Major League Baseball Properties, Inc. v. Salvino, Inc. Southern District Court of New York 420 F. Supp.

2d 212 (S.D.N.Y. 2005) Key Search Terms: anti-trust, trade dress, Sherman Act, rule of reason, relevant market Facts Major League Baseball Properties (MLBP) licenses the rights to use MLB intellectual property on retail products. Salvino, Inc. was making bean-filled bears known as Bammers, featuring the logo of certain MLB Clubs. MLBP argued that Salvino did not request a license to use MLBP intellectual property. After learning of this, MLBP sent a cease-and-desist letter to Salvino. Salvino then brought a claim against MLBP alleging violation of antitrust laws. MLBP then brought trade dress, breach of contract, and unfair competition claims against Salvino. Both parties moved for summary judgment. Issue Is the MLBP’s licensing of MLB intellectual property a restraint of trade? Holding To prove a violation of Section 1 of the Sherman Act, a plaintiff must demonstrate: (1) a combination or some form of concerted action between at least two legally distinct economic entities that (2) unreasonably restrains trade under a per se or rule of reason analysis. For conduct to be illegal per se, it must fall within the narrow range of behavior that is considered so plainly anticompetitive and so lacking in redeeming pro-competitive value that it is presumed illegal without further examination. MLBP’s role in licensing MLB intellectual property is not per se anti-competitive because it is not a naked restraint on trade. It facilitates the efficient protection and quality control of MLB intellectual property. Courts have declined to apply the per se rule to sports leagues where cooperation among competitors can under some circumstances have legitimate purposes as well as anticompetitive effects. Using the rule of reason analysis, conduct is deemed illegal only if it unreasonably restrains competition. Salvino failed to offer any evidence of MLBP’s actual adverse effect on the market or its sufficient market power.
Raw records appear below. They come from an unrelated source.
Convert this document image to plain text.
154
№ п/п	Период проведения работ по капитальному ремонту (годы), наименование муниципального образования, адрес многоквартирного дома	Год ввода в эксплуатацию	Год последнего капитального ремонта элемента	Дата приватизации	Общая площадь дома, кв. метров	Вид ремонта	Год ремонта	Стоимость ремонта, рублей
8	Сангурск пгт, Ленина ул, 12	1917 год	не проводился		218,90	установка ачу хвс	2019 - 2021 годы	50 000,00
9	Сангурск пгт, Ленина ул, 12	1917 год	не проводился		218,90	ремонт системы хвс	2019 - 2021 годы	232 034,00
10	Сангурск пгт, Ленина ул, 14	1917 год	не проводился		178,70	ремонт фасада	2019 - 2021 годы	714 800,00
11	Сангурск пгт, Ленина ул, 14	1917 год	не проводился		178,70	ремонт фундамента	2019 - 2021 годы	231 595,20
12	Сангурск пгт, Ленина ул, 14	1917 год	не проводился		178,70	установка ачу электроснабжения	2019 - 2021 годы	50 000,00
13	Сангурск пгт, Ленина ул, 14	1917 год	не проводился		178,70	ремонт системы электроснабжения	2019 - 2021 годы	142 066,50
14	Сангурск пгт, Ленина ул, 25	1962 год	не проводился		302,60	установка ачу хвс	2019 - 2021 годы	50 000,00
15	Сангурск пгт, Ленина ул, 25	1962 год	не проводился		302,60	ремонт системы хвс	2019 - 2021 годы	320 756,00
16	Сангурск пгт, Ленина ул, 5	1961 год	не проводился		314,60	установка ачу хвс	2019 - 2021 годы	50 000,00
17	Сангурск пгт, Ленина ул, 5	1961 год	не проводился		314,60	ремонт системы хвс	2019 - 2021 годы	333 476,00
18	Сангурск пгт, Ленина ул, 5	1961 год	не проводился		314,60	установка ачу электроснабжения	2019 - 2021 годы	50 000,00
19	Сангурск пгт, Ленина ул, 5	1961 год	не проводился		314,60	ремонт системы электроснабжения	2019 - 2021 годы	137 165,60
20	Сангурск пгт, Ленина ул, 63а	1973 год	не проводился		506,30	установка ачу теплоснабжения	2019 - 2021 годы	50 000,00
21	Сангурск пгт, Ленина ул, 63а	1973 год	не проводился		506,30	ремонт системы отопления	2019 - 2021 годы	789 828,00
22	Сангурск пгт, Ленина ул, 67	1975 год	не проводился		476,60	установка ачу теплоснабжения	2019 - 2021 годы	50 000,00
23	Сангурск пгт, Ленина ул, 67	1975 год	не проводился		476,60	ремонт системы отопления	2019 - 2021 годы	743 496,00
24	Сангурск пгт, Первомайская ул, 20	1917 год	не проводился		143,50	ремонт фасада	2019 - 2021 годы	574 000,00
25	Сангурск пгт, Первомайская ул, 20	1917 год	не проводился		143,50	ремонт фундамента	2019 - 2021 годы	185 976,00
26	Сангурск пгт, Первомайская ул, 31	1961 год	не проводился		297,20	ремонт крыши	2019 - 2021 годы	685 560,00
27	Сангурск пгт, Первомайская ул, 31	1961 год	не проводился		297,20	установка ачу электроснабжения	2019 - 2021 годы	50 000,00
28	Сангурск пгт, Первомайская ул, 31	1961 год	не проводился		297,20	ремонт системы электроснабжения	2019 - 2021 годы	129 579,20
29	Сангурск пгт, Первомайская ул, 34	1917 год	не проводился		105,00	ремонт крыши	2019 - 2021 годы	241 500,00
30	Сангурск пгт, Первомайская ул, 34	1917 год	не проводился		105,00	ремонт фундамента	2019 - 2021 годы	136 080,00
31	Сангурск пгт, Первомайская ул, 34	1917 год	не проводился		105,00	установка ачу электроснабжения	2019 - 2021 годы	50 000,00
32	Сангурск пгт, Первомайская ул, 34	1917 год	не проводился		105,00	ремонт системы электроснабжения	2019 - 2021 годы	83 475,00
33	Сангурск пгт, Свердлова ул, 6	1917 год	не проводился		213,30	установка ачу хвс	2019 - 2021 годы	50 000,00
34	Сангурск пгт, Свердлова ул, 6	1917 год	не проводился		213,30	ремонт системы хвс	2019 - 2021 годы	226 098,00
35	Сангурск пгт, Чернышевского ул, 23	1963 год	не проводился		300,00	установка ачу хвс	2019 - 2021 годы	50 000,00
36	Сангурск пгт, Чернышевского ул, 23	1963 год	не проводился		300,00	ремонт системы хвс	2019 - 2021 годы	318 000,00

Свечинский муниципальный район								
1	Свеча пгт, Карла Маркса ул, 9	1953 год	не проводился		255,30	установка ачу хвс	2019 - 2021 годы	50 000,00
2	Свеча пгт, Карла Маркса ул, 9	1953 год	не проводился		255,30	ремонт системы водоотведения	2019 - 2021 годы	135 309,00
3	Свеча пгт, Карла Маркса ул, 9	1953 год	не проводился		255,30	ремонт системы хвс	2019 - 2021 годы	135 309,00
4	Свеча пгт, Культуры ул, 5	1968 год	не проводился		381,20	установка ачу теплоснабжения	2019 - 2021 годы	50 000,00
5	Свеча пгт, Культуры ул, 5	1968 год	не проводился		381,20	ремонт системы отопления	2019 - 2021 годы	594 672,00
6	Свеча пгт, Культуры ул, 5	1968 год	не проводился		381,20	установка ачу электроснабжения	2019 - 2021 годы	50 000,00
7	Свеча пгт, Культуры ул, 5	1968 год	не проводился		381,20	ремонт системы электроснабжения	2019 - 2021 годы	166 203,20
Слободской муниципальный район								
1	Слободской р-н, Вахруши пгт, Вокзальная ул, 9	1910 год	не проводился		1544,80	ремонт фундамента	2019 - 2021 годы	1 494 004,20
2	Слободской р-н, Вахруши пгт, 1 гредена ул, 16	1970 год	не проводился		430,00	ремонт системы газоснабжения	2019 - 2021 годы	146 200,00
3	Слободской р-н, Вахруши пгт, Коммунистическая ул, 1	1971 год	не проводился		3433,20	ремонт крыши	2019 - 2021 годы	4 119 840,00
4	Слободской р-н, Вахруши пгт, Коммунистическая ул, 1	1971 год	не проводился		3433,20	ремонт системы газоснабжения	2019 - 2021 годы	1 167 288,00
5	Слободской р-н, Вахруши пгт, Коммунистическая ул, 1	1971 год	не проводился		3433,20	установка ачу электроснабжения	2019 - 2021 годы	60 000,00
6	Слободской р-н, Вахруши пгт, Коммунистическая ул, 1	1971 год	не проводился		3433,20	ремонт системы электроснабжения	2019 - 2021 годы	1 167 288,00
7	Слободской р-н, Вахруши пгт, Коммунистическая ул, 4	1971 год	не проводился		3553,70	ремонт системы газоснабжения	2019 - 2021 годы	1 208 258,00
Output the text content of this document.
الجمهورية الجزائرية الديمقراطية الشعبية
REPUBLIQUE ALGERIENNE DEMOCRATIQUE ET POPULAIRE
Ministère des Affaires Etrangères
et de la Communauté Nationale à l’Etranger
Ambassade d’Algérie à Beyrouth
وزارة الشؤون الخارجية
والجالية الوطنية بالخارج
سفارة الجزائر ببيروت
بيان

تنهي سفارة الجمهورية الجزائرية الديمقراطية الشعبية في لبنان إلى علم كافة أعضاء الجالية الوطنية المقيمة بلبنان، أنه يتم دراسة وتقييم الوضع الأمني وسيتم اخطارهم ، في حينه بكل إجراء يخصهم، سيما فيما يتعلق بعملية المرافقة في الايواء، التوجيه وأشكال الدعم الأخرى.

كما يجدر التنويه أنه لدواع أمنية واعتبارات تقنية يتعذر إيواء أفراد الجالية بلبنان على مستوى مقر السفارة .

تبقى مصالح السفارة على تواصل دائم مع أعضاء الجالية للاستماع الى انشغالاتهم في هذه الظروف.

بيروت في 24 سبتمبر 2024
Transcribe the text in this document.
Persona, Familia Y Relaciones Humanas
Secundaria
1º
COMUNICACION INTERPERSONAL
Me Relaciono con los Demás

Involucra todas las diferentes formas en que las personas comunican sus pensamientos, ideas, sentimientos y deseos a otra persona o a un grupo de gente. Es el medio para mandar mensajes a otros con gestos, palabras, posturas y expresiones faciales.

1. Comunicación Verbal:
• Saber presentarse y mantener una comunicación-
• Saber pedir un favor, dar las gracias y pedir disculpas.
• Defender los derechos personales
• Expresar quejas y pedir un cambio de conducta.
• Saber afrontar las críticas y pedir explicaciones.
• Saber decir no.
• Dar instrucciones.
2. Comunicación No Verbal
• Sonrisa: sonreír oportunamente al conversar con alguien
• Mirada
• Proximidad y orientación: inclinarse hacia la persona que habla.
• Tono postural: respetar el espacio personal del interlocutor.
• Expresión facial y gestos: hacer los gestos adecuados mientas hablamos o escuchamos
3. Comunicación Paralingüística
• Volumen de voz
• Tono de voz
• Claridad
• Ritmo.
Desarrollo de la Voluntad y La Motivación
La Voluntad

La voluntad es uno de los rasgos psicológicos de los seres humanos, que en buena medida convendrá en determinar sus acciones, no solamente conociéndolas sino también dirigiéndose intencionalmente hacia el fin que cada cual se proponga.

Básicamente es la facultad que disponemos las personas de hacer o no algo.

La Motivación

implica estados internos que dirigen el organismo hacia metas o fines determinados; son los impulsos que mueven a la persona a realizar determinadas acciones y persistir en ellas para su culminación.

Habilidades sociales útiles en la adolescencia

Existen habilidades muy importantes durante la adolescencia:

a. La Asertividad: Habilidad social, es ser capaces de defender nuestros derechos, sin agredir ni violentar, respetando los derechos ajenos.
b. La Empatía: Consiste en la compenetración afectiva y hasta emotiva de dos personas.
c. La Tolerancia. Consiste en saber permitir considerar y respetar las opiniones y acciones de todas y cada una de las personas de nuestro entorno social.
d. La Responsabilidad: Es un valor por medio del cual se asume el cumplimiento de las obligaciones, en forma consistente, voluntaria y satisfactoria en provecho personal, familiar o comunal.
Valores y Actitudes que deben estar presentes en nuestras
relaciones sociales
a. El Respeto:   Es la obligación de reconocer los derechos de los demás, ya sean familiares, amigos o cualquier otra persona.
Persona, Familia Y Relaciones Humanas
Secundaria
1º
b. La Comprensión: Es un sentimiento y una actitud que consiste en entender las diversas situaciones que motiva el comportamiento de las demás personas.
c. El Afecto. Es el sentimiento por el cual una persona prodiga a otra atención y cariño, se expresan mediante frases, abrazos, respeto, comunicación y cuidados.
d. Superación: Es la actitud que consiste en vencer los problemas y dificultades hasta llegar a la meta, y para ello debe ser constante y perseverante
Thus, Salvino did not demonstrate under the rule of reason that MLBP placed unreasonable restraints on trade, so MLBP’s motion for summary judgment on Salvino’s antitrust claim was granted. Because MLBP demonstrated the nonfunctional nature of the Bammers’ trade dress and because genuine issues of fact existed with respect to the secondary meaning of the MLB Clubs’ trade dress, Salvino’s motion for summary judgment on MLBP’s trade dress claim was denied.